New York artist Greer Lankton (1958–1996) was born Greg Lankton in 1958 to the son of a Presbyterian minister in Illinois. In 1979, at the age of 21, she underwent a sex change using funds her father collected from his church congregation. Shortly thereafter she moved to New York where she became one of the central figures of the East Village art scene while living with photographer Nan Goldin. Lankton's own art took the form of large dolls resembling idols of hers, including transgender icon Candy Darling and drag performer Divine. Given this artistic and social realm that she had found herself in, along with her status as a transgendered artist, it's inevitable that her path would have crossed with Hujar's. In 1983 Hujar depicted her glamorously in several portraits, including the two comprising this lot.

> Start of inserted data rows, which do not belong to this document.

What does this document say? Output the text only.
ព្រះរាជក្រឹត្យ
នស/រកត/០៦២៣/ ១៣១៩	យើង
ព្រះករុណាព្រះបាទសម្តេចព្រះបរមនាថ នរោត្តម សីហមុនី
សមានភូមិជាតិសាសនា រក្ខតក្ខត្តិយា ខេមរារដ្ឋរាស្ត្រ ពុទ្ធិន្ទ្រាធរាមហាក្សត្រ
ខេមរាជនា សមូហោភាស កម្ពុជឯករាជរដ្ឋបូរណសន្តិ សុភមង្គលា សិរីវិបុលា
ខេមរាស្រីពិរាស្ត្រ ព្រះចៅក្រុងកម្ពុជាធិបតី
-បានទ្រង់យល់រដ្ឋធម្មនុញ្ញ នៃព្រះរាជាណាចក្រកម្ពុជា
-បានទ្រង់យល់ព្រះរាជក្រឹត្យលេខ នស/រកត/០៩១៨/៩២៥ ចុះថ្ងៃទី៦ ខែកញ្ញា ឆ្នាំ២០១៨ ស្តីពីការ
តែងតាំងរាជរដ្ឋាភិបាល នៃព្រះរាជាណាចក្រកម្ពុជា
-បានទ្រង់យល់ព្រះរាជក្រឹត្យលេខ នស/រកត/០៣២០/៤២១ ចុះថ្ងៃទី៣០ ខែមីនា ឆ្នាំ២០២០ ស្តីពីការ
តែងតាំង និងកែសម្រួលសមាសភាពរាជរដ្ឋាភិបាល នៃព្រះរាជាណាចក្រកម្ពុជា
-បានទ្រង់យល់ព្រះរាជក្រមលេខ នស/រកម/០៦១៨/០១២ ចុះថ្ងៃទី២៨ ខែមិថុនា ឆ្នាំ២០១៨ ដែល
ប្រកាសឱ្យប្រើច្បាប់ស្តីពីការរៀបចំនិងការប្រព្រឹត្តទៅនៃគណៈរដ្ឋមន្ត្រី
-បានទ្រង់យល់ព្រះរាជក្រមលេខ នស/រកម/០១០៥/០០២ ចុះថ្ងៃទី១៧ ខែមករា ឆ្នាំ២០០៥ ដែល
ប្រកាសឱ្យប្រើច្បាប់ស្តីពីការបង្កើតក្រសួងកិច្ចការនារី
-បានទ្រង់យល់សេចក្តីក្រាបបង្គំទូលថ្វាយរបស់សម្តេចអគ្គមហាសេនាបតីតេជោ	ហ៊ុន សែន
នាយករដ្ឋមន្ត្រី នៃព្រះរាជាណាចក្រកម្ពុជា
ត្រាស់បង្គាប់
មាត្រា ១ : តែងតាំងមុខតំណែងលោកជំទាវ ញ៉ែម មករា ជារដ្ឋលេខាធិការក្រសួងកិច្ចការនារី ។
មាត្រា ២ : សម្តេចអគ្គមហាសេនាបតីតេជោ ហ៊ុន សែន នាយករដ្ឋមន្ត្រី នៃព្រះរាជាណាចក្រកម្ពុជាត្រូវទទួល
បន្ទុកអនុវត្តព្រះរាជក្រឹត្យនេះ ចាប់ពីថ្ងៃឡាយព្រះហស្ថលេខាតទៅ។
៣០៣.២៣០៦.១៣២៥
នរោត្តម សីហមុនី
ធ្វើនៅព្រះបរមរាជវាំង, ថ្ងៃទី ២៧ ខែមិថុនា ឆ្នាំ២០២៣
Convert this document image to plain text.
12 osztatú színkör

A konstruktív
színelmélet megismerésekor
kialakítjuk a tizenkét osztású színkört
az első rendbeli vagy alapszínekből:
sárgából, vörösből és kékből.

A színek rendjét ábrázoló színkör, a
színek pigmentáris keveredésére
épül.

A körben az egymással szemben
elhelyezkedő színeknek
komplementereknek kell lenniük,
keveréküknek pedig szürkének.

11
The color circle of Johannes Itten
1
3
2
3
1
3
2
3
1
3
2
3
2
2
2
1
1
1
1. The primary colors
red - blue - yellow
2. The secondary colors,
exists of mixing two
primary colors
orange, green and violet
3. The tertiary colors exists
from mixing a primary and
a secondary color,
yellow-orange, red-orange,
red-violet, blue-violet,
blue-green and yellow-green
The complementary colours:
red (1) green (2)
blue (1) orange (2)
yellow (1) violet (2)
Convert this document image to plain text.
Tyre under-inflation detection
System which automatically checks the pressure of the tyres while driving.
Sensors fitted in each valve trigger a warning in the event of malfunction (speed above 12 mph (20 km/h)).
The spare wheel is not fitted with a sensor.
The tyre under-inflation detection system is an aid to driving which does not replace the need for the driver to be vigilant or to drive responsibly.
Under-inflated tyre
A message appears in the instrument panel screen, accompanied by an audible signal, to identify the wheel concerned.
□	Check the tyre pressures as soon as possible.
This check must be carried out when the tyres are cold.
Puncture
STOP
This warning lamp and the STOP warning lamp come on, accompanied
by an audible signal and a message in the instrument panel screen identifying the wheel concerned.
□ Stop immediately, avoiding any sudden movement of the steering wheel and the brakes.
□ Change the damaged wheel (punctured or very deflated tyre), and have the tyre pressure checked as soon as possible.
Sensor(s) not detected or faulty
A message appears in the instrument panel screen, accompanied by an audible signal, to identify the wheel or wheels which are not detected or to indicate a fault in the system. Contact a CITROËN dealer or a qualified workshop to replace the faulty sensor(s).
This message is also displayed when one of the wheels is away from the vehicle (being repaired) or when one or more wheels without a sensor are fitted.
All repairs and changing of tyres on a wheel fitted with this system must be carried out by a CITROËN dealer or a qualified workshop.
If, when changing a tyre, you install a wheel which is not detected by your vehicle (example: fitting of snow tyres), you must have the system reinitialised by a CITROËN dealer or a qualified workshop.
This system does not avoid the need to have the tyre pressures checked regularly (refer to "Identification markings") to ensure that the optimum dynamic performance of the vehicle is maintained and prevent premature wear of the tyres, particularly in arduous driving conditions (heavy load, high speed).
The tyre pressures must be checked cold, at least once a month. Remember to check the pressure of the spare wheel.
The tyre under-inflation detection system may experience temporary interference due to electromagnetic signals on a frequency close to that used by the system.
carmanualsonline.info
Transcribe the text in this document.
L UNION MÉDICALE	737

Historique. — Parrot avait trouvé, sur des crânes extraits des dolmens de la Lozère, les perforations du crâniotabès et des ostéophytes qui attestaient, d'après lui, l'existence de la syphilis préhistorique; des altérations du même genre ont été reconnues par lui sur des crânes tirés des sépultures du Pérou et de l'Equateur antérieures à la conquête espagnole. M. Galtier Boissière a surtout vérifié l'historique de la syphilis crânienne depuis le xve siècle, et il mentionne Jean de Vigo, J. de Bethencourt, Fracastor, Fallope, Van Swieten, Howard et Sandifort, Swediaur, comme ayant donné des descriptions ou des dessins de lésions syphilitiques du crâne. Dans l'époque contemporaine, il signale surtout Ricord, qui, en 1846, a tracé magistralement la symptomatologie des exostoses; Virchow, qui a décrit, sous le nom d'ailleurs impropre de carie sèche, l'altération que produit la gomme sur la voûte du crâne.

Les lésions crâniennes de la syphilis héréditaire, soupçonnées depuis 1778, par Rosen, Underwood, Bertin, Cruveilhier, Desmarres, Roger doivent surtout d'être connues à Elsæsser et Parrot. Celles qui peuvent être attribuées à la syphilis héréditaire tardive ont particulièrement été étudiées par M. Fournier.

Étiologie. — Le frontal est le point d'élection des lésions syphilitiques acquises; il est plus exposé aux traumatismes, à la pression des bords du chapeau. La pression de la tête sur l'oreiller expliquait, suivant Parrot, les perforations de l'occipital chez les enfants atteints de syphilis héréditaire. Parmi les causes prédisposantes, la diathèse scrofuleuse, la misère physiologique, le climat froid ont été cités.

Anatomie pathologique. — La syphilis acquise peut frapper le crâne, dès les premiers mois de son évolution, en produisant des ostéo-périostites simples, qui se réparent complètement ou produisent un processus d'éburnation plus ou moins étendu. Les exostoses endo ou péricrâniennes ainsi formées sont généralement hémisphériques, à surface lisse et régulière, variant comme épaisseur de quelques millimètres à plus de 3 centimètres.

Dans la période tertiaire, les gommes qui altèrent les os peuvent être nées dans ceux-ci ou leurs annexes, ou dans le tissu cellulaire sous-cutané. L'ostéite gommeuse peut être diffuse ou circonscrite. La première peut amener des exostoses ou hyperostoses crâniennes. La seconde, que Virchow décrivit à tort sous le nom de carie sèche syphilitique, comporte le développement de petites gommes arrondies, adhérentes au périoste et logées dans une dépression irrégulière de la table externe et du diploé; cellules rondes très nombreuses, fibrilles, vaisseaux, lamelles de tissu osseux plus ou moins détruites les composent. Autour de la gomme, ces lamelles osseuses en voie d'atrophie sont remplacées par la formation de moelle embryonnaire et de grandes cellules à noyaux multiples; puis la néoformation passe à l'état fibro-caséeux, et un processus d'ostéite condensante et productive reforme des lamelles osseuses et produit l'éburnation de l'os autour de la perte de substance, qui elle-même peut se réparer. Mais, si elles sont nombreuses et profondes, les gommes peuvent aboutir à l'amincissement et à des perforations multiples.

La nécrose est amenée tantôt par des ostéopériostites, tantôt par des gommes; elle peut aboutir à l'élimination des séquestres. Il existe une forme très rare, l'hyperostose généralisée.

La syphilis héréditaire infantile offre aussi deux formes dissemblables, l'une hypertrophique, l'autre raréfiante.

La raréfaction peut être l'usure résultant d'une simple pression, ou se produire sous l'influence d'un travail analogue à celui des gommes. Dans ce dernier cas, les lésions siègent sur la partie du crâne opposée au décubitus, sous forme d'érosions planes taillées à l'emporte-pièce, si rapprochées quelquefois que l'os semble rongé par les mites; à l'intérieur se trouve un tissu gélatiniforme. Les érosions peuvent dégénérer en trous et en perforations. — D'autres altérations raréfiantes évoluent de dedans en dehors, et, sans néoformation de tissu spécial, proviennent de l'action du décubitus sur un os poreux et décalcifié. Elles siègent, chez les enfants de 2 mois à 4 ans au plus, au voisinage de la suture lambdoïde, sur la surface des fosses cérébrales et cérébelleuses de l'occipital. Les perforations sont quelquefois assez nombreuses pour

The image on the left first appeared in the December 1983 issue of Interview magazine and the image on the right was used for Dianne B.'s promotional Christmas postcard set issued that same year, 'The Twelve Perfect Christmas Gifts from Dianne B.', where the image was titled If Only I Spoke French. In both of the images Lankton appears in Hujar's bed.